The end result is the dead end we find ourselves in today. Opium production, which has overall remained at the same high levels that the UNODC was so alarmed about in 2004, became far more concentrated in the Taliban-controlled southern region over the past five years. Those provinces went from having 44% of the total harvest in 2005 to having 84% in 2009 (Helmand Province alone has 57%). What worries me most about this is how rarely we publicly acknowledge that this is what happened. By turning the war effort in Afghanistan primarily into an anti-drug effort, we handed control of a lucrative industry over to our enemies and stoked a civil war over it where loyalty to the coalition’s policy would nearly always end up with a loss of power and influence. The idea that we’re potentially going to escalate our efforts there without even a public discussion about how it became a mess in the first place is a disservice to the public and an insult to the military.
X'ad spews:
Thou hast employed a hosed linque.
Proud To Be An Ass spews:
Options:
1. Legalize opium growing everywhere. Farmers, being farmers, will overproduce and the price will plumment-Taliban funding crashes.
2. Why don’t we just buy the stuff? We could easily outbid the Taliban-couldn’t we?

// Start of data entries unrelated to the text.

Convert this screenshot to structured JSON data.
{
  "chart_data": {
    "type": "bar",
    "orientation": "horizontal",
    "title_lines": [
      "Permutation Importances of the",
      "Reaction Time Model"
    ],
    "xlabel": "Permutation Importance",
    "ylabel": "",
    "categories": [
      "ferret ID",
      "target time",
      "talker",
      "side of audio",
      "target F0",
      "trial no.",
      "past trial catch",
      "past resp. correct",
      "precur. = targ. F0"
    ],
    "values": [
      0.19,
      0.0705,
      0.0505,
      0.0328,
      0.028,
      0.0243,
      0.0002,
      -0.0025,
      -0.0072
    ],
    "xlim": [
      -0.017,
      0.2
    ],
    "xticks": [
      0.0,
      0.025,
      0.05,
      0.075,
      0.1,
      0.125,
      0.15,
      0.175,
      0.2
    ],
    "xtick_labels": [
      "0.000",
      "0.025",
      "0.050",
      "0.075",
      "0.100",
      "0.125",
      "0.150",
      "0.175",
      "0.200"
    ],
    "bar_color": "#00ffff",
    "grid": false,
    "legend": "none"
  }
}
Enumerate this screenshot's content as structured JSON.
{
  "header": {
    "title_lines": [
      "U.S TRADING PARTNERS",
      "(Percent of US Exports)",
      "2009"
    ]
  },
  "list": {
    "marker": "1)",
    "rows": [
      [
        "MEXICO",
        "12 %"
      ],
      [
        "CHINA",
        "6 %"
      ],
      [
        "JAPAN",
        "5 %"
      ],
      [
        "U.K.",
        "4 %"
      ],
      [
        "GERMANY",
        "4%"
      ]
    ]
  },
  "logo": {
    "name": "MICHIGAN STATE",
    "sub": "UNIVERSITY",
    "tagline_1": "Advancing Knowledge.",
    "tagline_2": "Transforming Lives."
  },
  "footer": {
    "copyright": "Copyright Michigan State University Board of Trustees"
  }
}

Comment: Our agricultural policies appear to be as non-exportable as our political system.
Lee spews:
@1
Which one?
X'ad spews:
That’s not fair! At least delete my comment. I look stupid enough as it is.
Lee spews:
@4
I clicked through them all to find it! :)
Proud To Be An Ass spews:
@3: Option 1 goes against my general critique of so-called ‘free market’ capitalism, because under real and\or theoretical free market parameters, nearly all producers (i.e., capitalists) go broke, and the agricultural sector is a classical example of this behavior;
Option 2 encourages what many believe to be socially harmful social behavior. Me? I don’t believe this so much.
Some choice, eh?
X'ad spews:
When I first clicked on it, it just duplicated itself. One of us had to be schizophrenic. (Prefer hebephrenia myself).